Saturday, August 22, 2009

Iraqi Dinar Value - Civil war in Iraq is still a real possibility

Civil war in Iraq is still a real possibility

REALPOLITIK: David Pratt


ISN'T IT strange the way we seem to have taken our eye off the ball when it comes to events in Iraq? Preoccupied with the growing violence and rising British casualty rate in Afghanistan, suddenly it seems we have no appetite for news coming out of places like Baghdad, Basra, Kirkuk and Mosul. It was not always like this, of course. Barely a few years ago Afghanistan was dubbed the "forgotten war" as world attention focused on defeating the insurgency in Iraq.


Today it is a different story, with our coverage only picking up when the death toll cannot be ignored. This was graphically illustrated last week when TV pictures showed the effects of bomb and mortar attacks that killed 95 people and wounded more than 500 in Baghdad.
Beyond these images of carnage, however, there is a distinct lack of incisive behind-the-headlines coverage precisely at the moment when Iraq's ethnic and religious faultlines once again appear to be cracking.



The implications of this fracturing could be profound not only for Iraq and its people but for the ongoing war against the Taliban in Afghanistan, recently bolstered by US and British troops redeployed there after the draw-down in Iraq.



As any intelligence analyst will confirm, it is often the accumulation of small details from comparatively insignificant individual events that point to the bigger long-term picture.
For example, take the seemingly run-of-the-mill report from Iraq last Friday about the discovery of a member of the Kurdish Peshmerga security forces found riddled with bullets in west Mosul. By Iraq's standards, nothing particularly unusual there, you might say. But this latest fatality is one of more than 100 deaths in mixed Arab-Kurdish areas over the past month.
While last week's explosion of violence in Baghdad appeared to be motivated by the now familiar - albeit still worrying - sectarian conflict between Shia and Sunni insurgents, there are now other potentially more dangerous battle lines being drawn across the country. Most notably, that between Baghdad and the Iraqi Kurdish government based in the northern city of Erbil. At the core of this stand-off lie the Kurdish government's plans to expand the land under its control and the oil reserves it contains. Baghdad is unlikely to stand idly by and let this happen.



Last month, it was hoped that Iraqi Kurdistan's landmark election might ease the tension in this dispute over resources and territory, but the death toll on the ground suggests otherwise. Observers now consistently refer to the Arab-Kurdish "trigger-line", while US defence secretary Robert Gates recently identified the dispute between Baghdad and the Kurds as the single biggest threat to the country's stability.

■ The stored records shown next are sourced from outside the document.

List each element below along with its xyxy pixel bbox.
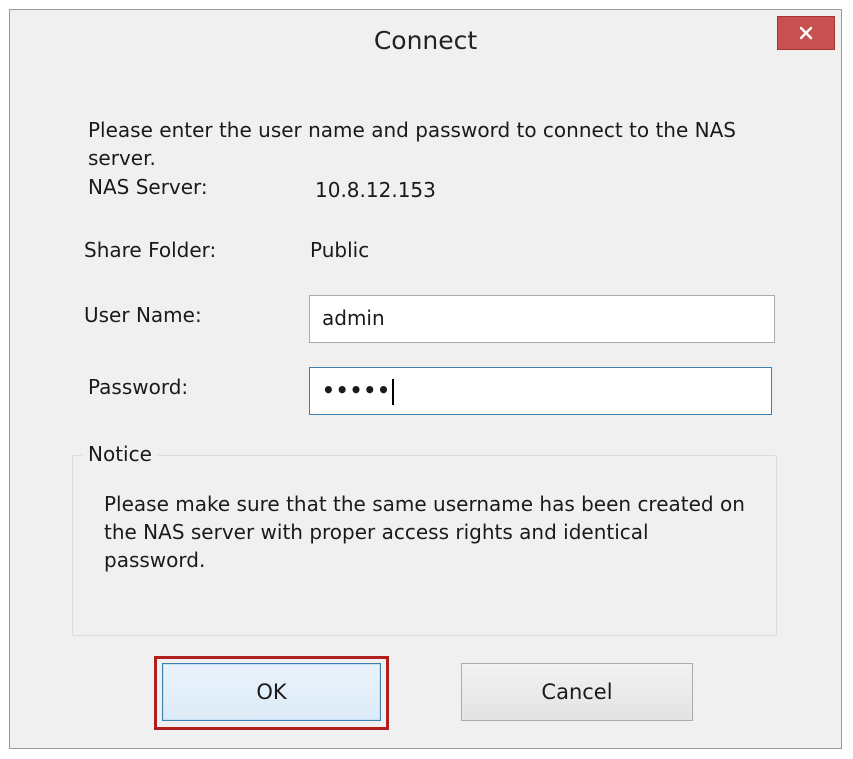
connect-dialog: Connect Please enter the user name and p…	[9, 9, 842, 749]
text-cursor	[391, 378, 394, 405]
ok-button[interactable]: OK	[162, 663, 381, 721]
close-icon	[799, 26, 813, 40]
password-value: •••••	[322, 378, 391, 402]
nas-server-label: NAS Server:	[88, 175, 208, 199]
intro-text: Please enter the user name and password …	[88, 118, 736, 170]
user-name-value: admin	[322, 306, 385, 330]
close-button[interactable]	[777, 16, 835, 50]
nas-server-value: 10.8.12.153	[315, 178, 436, 202]
dialog-body: Please enter the user name and password …	[10, 72, 841, 748]
dialog-title: Connect	[373, 26, 478, 55]
user-name-field[interactable]: admin	[309, 295, 775, 343]
share-folder-label: Share Folder:	[84, 238, 217, 262]
notice-text: Please make sure that the same username …	[104, 492, 745, 572]
password-field[interactable]: •••••	[309, 367, 772, 415]
share-folder-value: Public	[310, 238, 370, 262]
user-name-label: User Name:	[84, 303, 202, 327]
notice-title: Notice	[82, 442, 158, 466]
cancel-button[interactable]: Cancel	[461, 663, 693, 721]
title-bar[interactable]: Connect	[10, 10, 841, 72]
password-label: Password:	[88, 375, 189, 399]
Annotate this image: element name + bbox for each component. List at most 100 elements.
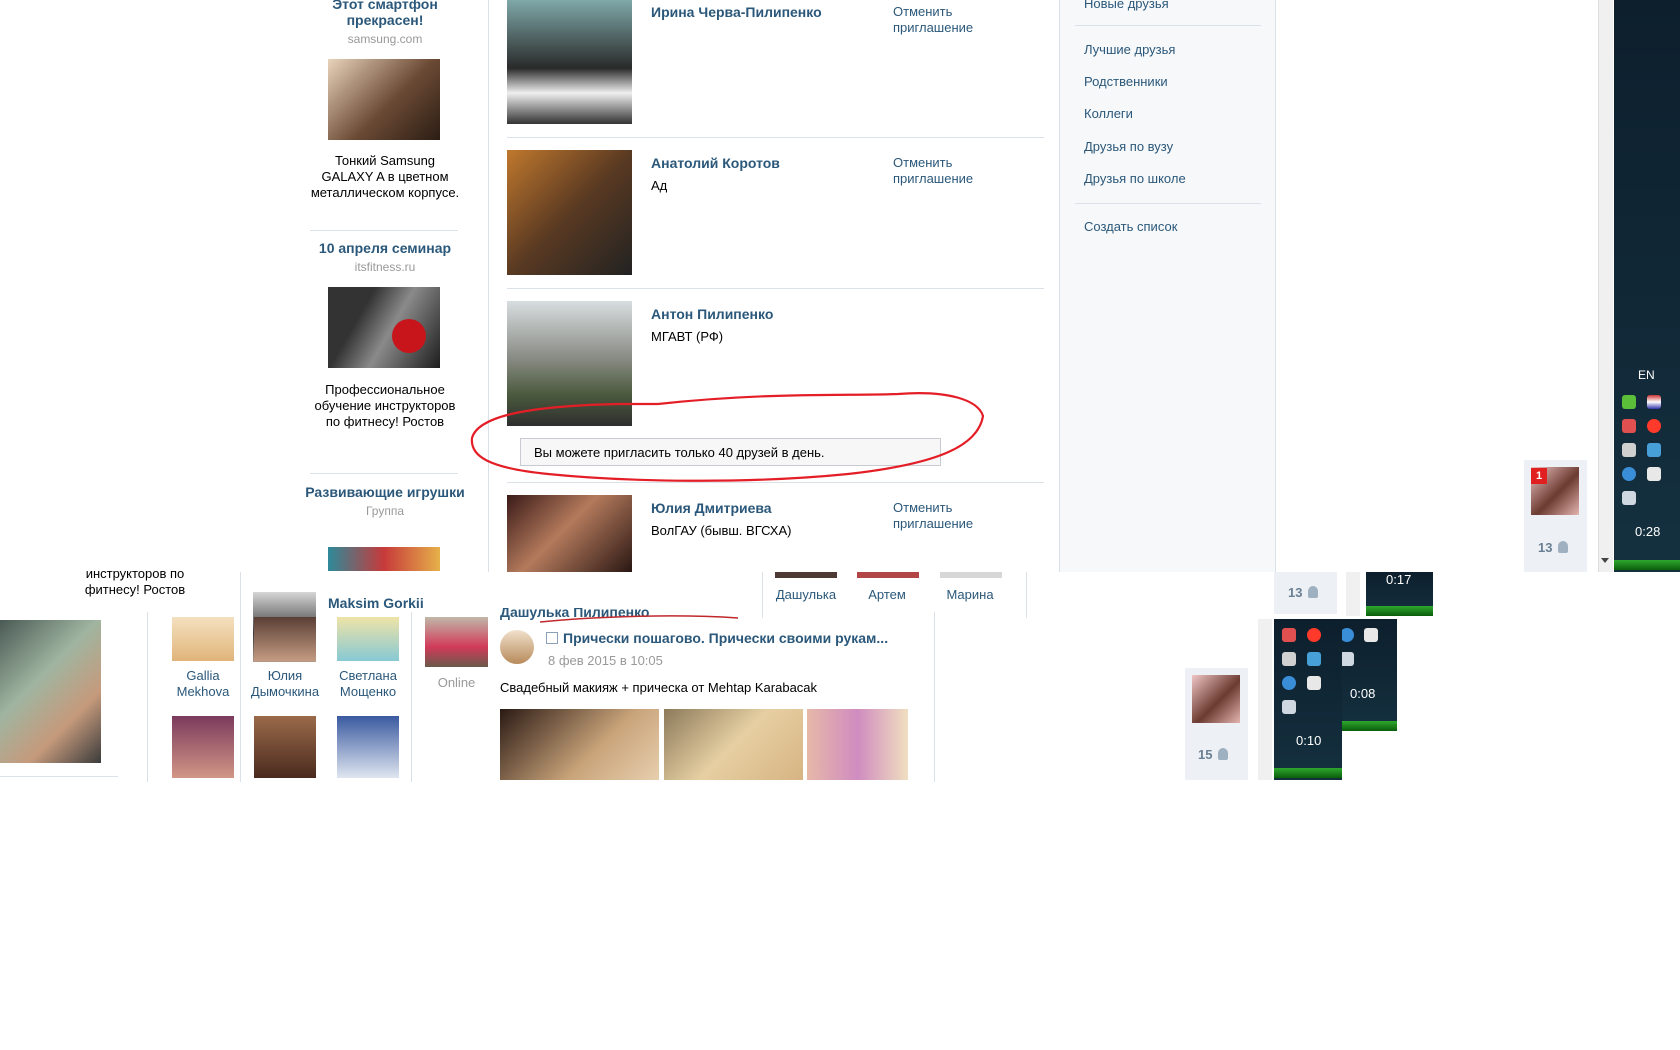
cancel-invite-link[interactable]: Отменить приглашение [893,500,1003,532]
friend-label[interactable]: Дашулька [768,587,844,602]
ad-title[interactable]: 10 апреля семинар [300,240,470,256]
ad-source: samsung.com [347,32,423,46]
ad-1-image[interactable] [328,59,440,140]
menu-colleagues[interactable]: Коллеги [1084,106,1133,121]
friend-thumb[interactable] [940,572,1002,578]
download-icon[interactable] [1622,467,1636,481]
ad-title[interactable]: Этот смартфон прекрасен! [300,0,470,28]
volume-muted-icon[interactable] [1282,628,1296,642]
friend-photo[interactable] [254,617,316,661]
taskbar-green-strip [1614,560,1680,570]
request-subtitle: ВолГАУ (бывш. ВГСХА) [651,523,792,538]
person-icon [1218,748,1229,760]
friend-name[interactable]: Gallia Mekhova [163,668,243,700]
request-name[interactable]: Ирина Черва-Пилипенко [651,4,822,20]
request-name[interactable]: Анатолий Коротов [651,155,780,171]
green-app-icon[interactable] [1622,395,1636,409]
friend-label[interactable]: Марина [932,587,1008,602]
friend-thumb[interactable] [775,572,837,578]
network-icon[interactable] [1647,443,1661,457]
menu-university-friends[interactable]: Друзья по вузу [1084,139,1173,154]
friend-photo[interactable] [172,716,234,778]
friend-name[interactable]: Юлия Дымочкина [245,668,325,700]
online-counter[interactable]: 15 [1198,747,1229,762]
online-count: 13 [1538,540,1553,555]
ad-text[interactable]: Профессиональное обучение инструкторов п… [310,382,460,430]
friend-thumb[interactable] [857,572,919,578]
post-photo[interactable] [500,709,659,780]
display-icon[interactable] [1307,676,1321,690]
clock-main[interactable]: 0:28 [1635,524,1660,539]
volume-icon[interactable] [1282,700,1296,714]
ad-3-image[interactable] [328,547,440,571]
friend-photo[interactable] [337,617,399,661]
download-icon[interactable] [1282,676,1296,690]
post-text: Свадебный макияж + прическа от Mehtap Ka… [500,680,818,695]
request-subtitle: МГАВТ (РФ) [651,329,724,344]
online-friend-photo[interactable] [425,617,488,667]
menu-new-friends[interactable]: Новые друзья [1084,0,1169,11]
friend-photo[interactable] [172,617,234,661]
volume-muted-icon[interactable] [1622,419,1636,433]
create-list-link[interactable]: Создать список [1084,219,1177,234]
opera-icon[interactable] [1647,419,1661,433]
network-icon[interactable] [1307,652,1321,666]
ad-2-image[interactable] [328,287,440,368]
ad-1[interactable]: Этот смартфон прекрасен! samsung.com [300,0,470,46]
opera-icon[interactable] [1307,628,1321,642]
scrollbar[interactable] [1258,619,1272,780]
clock-2[interactable]: 0:17 [1386,572,1411,587]
post-date[interactable]: 8 фев 2015 в 10:05 [548,653,663,668]
friend-photo[interactable] [254,716,316,778]
person-icon [1308,586,1319,598]
scroll-down-icon[interactable] [1601,558,1609,563]
flag-icon[interactable] [1647,395,1661,409]
scrollbar[interactable] [1346,572,1360,616]
display-icon[interactable] [1647,467,1661,481]
volume-icon[interactable] [1622,491,1636,505]
cancel-invite-link[interactable]: Отменить приглашение [893,155,1003,187]
taskbar [1614,0,1680,572]
cancel-invite-link[interactable]: Отменить приглашение [893,4,1003,36]
display-icon[interactable] [1364,628,1378,642]
friend-label[interactable]: Артем [849,587,925,602]
download-icon[interactable] [1340,628,1354,642]
flag-error-icon[interactable] [1622,443,1636,457]
ad-text-tail[interactable]: инструкторов по фитнесу! Ростов [70,566,200,598]
clock-4[interactable]: 0:10 [1296,733,1321,748]
avatar[interactable] [507,0,632,124]
red-hand-drawn-ellipse [470,392,985,482]
menu-school-friends[interactable]: Друзья по школе [1084,171,1186,186]
chat-avatar[interactable] [1192,675,1240,723]
online-counter[interactable]: 13 [1288,585,1319,600]
post-photo[interactable] [807,709,908,780]
post-group-link[interactable]: Прически пошагово. Прически своими рукам… [563,630,908,646]
scrollbar[interactable] [1598,0,1613,572]
friend-photo[interactable] [337,716,399,778]
unread-badge: 1 [1531,468,1547,484]
menu-relatives[interactable]: Родственники [1084,74,1168,89]
ad-title[interactable]: Развивающие игрушки [300,484,470,500]
volume-icon[interactable] [1340,652,1354,666]
friend-name[interactable]: Светлана Мощенко [328,668,408,700]
request-name[interactable]: Юлия Дмитриева [651,500,772,516]
group-avatar[interactable] [500,630,534,664]
user-name[interactable]: Maksim Gorkii [328,595,424,611]
person-icon [1558,541,1569,553]
flag-error-icon[interactable] [1282,652,1296,666]
post-photo[interactable] [664,709,803,780]
online-status: Online [437,675,476,690]
language-indicator[interactable]: EN [1638,368,1655,382]
clock-3[interactable]: 0:08 [1350,686,1375,701]
request-name[interactable]: Антон Пилипенко [651,306,773,322]
ad-text[interactable]: Тонкий Samsung GALAXY A в цветном металл… [310,153,460,201]
profile-photo[interactable] [0,620,101,763]
online-counter[interactable]: 13 [1538,540,1569,555]
request-subtitle: Ад [651,178,668,193]
ad-3[interactable]: Развивающие игрушки Группа [300,484,470,518]
ad-2[interactable]: 10 апреля семинар itsfitness.ru [300,240,470,274]
ad-source: Группа [365,504,405,518]
menu-best-friends[interactable]: Лучшие друзья [1084,42,1175,57]
avatar[interactable] [507,495,632,572]
avatar[interactable] [507,150,632,275]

Any confrontation with Baghdad arouses intense passions among Kurds who still remember Saddam Hussein's genocidal assaults such as Operation Anfal, which resulted in the deaths of tens of thousands of innocent civilians in the 1980s. While three years ago it was the Sunni-Shia divide that threatened to plunge Iraq into civil war, today it is this old antagonism between Arab and Kurd that could tip the country over the edge.



Not surprisingly, in an effort to defuse this mounting tension, the US military is proposing to deploy troops for the first time in a strip of disputed territory in northern Iraq. Last Monday, the top American general in Iraq, Ray Odierno, said US troops would be stationed alongside Iraqi security forces and Kurdish Peshmerga militiamen in the province of Nineveh, near oil-rich Kirkuk, the scene of several recent high-profile bombings and shootings like that of the Kurdish Peshmerga soldier on Friday.



While Odierno insists the US involvement will not be "full-on", it must be the last thing Washington needs as it struggles to keep tabs on the situation in Baghdad and commit to containing the Taliban threat in Afghanistan in the wake of controversial elections there. So much for President Barack Obama's hopes of having all US combat troops out of Iraq within 12 months.



For the moment, any proper lasting peace remains a pipe dream for many ordinary Iraqis and it will stay that way if the security situation is once again allowed to unravel. These days, from Mosul to Baghdad, the countless individual killings of Kurd and Arab, Sunni and Shia often fail to make the headlines. But be under no illusions, their cumulative impact could yet drag Iraq into the abyss.